Migration Made Routine
In object storage infrastructures, a traditional hardware migration or even a large-scale upgrade is no longer a requirement. Instead, object storage architecture simply adopts migration as a daily fact of life. On a continuous basis, new units can be added and will automatically join the cluster, and old units can be retired with a single command.
Hardware Lock-In Eliminated
For archival storage and regulatory compliance requirements where content is maintained for years, the cost and complexity of refreshing technology are a major consideration, particularly for systems tied to expensive proprietary hardware platforms. Deploying a software-only object storage system agnostic to the underlying hardware allows customers to use any commodity server technology they choose, as well as to non-disruptively upgrade it when new hardware is introduced.
Provides Better Disk Utilization
Object storage provides better hard disk utilization than block storage because files are laid down contiguously on disk. Object storage knows the size of a file, so there is never a need to over-provision as with a block-based solution. This means that object storage can run 90 percent or greater in terms of disk utilization, whereas a block-based systemeven highly optimizedcan only achieve up to 70 percent at best.

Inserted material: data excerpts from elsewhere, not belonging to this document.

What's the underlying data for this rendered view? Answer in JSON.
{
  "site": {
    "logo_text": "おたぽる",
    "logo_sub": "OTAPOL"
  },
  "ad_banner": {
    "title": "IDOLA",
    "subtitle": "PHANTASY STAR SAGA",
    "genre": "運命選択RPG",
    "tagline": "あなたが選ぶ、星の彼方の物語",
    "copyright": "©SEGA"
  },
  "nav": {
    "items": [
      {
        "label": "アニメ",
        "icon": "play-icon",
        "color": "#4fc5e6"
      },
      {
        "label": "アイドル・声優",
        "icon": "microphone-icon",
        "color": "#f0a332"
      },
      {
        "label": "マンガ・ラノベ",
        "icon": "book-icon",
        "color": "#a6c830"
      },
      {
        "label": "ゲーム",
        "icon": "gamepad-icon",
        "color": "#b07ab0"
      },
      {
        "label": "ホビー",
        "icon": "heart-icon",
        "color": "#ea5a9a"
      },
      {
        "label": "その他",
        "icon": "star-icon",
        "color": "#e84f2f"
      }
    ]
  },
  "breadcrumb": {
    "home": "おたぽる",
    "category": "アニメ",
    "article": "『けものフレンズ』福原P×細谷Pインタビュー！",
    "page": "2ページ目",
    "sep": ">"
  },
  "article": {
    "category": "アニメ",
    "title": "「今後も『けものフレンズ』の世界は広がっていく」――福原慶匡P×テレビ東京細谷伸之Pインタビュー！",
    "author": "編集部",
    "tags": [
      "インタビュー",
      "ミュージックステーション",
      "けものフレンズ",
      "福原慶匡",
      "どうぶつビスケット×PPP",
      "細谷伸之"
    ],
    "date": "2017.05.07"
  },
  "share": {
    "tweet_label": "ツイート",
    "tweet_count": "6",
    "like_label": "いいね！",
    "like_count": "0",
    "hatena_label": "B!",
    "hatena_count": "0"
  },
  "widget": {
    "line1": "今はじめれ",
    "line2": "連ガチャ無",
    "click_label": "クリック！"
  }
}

High Availability and Disaster Recovery
High availability and disaster recovery are built into the object storage architecture. No special HA configuration, clustering or administrator intervention is required for failover or failback. Object storage, coupled with publishers and subscribers used for content distribution, can easily be set up for a high availability and a disaster recovery configuration. Both publishers are participating in an object based internode protocol and both process all events, so no coordination or failover is necessary.
Old Stuff Never Interferes with New Stuff
The typical trigger for organizations to start archiving their traditional file server-based information is when they hit response time issues. This leaves IT management no other option but to remove some "old stuff" from the server to create space for the "new stuff." Since object storage doesn't suffer the performance degradation of hierarchical file systems as a function of object count, there never is a technical reason to move content off the object storage cluster. It can simply be "archived in place."
Less Is More
In conventional storage there are a few standard protocols, but the rest are proprietary interfaces and stovepipe architectures, which most observers can see are reaching their performance limits. Object storage can be seen as the parallel scalable bottom layer of an emerging open and layered storage architecture, modeled after the successful network stack. The concept of the universally unique identifier allows its content to be solidly hooked into higher-level functions and databases.